Мишель вошел в заднюю комнату – и просто остолбенел. Перед ним предстал самый настоящий кавардак. На оцинкованных столах теснились ванночки, кувшинчики, даже лейка. В этой пыльной свалке совершенно новый прибор для печатания снимков соседствовал с престарелым полусломанным увеличителем. Стены украшали рваные задники, когда-то служившие для «художественных съемок». Возле распахнутого в сад окна торчал утыканный зажимами кронштейн, с которого гроздьями свисали пленки: черные блестящие ленты с просвечивающими негативами фигурок. А среди этого развала лысый мужчина в заляпанной желтовато-фиолетово-коричневыми пятнами рубашке – когда-то она, очевидно, считалась белой – тряс черную пластмассовую коробочку проявителя.

– Здравствуйте, – сказал Мишель.

– Здравствуйте, молодой человек. Чем могу служить?

Фотограф говорил чисто, то есть без певучего южного акцента.

– Я хочу получить карточки. Мой приятель сдал пленку три дня назад.

Фотограф наморщил лоб, приподнял брови и забавно возвел глаза к потолку, одновременно склонив набок голову.

– Три дня… три дня… сейчас поглядим, – бормотал он. – Фамилия заказчика?

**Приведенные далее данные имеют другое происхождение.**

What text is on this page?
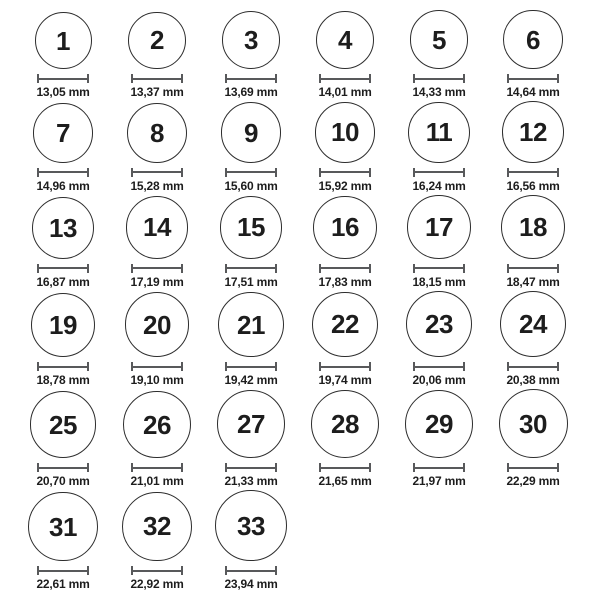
1
13,05 mm
2
13,37 mm
3
13,69 mm
4
14,01 mm
5
14,33 mm
6
14,64 mm
7
14,96 mm
8
15,28 mm
9
15,60 mm
10
15,92 mm
11
16,24 mm
12
16,56 mm
13
16,87 mm
14
17,19 mm
15
17,51 mm
16
17,83 mm
17
18,15 mm
18
18,47 mm
19
18,78 mm
20
19,10 mm
21
19,42 mm
22
19,74 mm
23
20,06 mm
24
20,38 mm
25
20,70 mm
26
21,01 mm
27
21,33 mm
28
21,65 mm
29
21,97 mm
30
22,29 mm
31
22,61 mm
32
22,92 mm
33
23,94 mm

Мишель на миг заколебался.

– Скорее всего, моя – Мишель Терэ. Или посмотрите Артур Митуре.

– Сейчас поглядим… – бубнил мастер. – Ничегошеньки не успеваю! Позарез нужен помощник. А где его взять в разгар сезона? Надо наконец этим заняться… Так как, вы говорите, фамилия?…

Экстравагантный мужчина оказался к тому же крайне рассеянным и обращался скорее к себе, чем к своему собеседнику.

Мишель повторил.

– Знаете что, – продолжал фотограф, – у меня там пленка проявляется. Будьте добры, поищите сами вон в той коробке.

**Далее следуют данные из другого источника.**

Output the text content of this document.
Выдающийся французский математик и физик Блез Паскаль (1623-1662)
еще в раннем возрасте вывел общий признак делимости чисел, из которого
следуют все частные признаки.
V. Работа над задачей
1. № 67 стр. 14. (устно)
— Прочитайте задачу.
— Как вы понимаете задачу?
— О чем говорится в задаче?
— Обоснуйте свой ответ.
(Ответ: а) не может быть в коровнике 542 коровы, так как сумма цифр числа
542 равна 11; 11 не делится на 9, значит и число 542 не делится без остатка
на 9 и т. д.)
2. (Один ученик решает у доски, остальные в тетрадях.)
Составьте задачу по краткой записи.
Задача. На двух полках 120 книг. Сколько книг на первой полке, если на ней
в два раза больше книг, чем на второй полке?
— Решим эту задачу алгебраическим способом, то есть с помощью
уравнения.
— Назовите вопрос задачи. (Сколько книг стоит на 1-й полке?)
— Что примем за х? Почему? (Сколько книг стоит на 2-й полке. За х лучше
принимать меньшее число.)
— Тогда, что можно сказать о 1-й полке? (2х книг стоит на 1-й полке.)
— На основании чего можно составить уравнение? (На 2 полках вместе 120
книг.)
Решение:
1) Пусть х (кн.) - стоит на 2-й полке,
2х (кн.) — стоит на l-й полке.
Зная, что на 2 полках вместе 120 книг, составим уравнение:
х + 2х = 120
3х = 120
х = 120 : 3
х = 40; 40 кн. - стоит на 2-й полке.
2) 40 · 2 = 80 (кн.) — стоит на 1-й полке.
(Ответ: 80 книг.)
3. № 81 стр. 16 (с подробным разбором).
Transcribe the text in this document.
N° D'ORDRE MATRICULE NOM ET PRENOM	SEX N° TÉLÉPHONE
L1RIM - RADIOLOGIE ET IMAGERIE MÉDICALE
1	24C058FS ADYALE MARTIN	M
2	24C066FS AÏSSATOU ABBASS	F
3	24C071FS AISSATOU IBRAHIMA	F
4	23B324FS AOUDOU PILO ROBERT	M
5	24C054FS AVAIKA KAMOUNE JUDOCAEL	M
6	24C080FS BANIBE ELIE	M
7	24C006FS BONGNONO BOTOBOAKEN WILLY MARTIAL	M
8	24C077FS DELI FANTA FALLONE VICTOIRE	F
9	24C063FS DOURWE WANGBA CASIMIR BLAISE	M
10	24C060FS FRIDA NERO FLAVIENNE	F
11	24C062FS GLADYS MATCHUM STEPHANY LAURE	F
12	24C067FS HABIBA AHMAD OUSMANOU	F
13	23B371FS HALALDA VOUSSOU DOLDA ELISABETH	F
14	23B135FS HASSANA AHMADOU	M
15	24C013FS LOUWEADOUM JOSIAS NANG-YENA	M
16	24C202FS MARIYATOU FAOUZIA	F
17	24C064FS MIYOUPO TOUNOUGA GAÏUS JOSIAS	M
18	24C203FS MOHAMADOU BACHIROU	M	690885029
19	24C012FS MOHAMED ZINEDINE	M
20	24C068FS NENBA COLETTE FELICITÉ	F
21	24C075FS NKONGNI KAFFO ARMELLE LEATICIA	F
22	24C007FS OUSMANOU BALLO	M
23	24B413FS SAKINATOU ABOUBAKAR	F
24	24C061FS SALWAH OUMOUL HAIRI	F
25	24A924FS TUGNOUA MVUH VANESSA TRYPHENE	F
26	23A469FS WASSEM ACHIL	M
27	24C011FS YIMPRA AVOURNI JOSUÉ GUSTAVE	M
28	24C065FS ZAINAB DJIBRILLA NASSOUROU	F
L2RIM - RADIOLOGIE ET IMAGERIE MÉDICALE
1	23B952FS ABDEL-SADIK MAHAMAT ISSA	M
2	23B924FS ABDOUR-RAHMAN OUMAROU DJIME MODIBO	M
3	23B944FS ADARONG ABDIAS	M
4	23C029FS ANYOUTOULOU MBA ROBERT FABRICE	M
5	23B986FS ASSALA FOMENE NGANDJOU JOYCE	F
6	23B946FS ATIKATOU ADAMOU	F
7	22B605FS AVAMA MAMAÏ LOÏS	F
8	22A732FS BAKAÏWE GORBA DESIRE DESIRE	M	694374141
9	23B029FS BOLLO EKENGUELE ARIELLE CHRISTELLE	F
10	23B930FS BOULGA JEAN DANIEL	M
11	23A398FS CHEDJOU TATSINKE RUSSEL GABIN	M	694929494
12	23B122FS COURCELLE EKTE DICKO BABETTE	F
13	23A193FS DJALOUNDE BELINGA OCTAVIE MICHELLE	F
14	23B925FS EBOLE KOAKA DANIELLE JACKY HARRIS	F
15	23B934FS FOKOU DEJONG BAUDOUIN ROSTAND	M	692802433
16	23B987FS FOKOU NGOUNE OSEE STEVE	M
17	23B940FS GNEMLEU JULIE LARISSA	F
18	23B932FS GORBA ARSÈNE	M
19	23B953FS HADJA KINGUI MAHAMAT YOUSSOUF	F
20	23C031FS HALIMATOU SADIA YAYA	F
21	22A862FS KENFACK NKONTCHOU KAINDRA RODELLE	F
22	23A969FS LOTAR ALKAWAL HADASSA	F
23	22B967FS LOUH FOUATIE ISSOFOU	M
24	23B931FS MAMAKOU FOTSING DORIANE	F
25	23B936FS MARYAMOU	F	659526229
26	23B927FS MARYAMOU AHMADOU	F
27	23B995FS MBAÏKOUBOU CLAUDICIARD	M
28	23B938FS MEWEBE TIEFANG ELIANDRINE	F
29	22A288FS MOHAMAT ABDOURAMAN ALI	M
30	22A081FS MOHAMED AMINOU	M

Он ткнул в сторону большой картонки, из которой высовывался ворох белых конвертиков, украшенных рекламой фотопринадлежностей.

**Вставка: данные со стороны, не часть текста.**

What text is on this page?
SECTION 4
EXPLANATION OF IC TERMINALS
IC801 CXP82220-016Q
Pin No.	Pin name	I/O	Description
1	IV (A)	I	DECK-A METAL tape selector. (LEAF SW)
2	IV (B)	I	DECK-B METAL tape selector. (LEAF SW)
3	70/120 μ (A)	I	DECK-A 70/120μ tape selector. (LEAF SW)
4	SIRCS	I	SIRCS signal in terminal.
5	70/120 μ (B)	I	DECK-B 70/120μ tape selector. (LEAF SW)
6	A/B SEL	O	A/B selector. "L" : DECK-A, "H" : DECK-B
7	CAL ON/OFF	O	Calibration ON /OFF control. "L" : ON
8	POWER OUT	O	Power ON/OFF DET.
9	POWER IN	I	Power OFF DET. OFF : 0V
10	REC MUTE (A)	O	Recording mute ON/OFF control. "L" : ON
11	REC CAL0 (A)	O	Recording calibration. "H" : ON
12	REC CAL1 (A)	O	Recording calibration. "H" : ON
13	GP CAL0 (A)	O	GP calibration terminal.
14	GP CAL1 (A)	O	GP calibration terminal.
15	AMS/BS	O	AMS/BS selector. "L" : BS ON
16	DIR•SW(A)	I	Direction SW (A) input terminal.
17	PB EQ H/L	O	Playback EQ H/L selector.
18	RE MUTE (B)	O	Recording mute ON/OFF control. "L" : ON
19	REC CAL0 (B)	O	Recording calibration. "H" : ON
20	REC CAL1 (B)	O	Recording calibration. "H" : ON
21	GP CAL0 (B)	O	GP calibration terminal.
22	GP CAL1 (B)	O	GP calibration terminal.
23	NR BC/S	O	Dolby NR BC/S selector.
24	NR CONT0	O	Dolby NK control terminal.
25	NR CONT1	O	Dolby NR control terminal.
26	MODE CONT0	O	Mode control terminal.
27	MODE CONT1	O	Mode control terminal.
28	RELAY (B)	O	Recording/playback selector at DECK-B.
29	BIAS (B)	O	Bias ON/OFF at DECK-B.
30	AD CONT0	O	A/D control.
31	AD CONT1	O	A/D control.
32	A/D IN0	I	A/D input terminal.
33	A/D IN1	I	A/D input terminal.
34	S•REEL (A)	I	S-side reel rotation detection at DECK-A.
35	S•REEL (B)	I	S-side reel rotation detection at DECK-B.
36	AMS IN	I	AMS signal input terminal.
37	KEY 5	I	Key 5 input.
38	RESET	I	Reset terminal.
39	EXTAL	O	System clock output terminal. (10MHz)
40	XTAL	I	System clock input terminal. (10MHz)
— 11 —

Мишель подошел к картонке и запустил туда руку, поражаясь окружающему его хаосу. Хотя что-то в этом было даже забавное.

– Только, пожалуйста, не открывайте конверты, – умоляюще попросил мастер. – Снимки выпадут, перепутаются. Фамилии на обороте… Разберетесь!

Мишель тщательно, по очереди, перебирал конверты. А фотограф меж тем сетовал на необязательность клиентов, которые уезжают, забыв про снимки. Кроме того, он разъяснил, что сэкономил на сушилке, поскольку в их климате фотографии прекрасно сохнут и так. Мишель слушал его вполуха. Он терпеливо переворачивал конверты, но ни его имя, ни имя Артура не попадалось на глаза.

– Вы здесь единственный фотограф? – поинтересовался он.

– Единственный и неповторимый! – похвалился мастер. – Еще не нашли свое добро?

– Пока нет.

Перебрав все конверты, Мишель почувствовал досаду.

Фотограф закончил проявлять пленку. Он подошел к мальчику, почесывая плешь на затылке.

– Может быть, они еще не готовы. Посмотрите пленки, которые сушатся, вон они!

Мишель пошел в указанном направлении.

– Вы свою сразу узнаете.

Мальчик внимательно, одну за другой, разглядывал черные блестящие ленты. Его пленка действительно была среди них.

– Она здесь, – сказал он.

– Что я говорил, ничего не успеваю… А еще ходят, надоедают. Сегодня один заставил заново перепечатывать фотографии, якобы первые снимки я запорол. Отвратительное, надо сказать, качество. Убедитесь сами!

И мастер сунул Мишелю бумажную полосу – восемь неразрезанных отпечатков.

Не успел Мишель поднести их к глазам, как вскрикнул от удивления.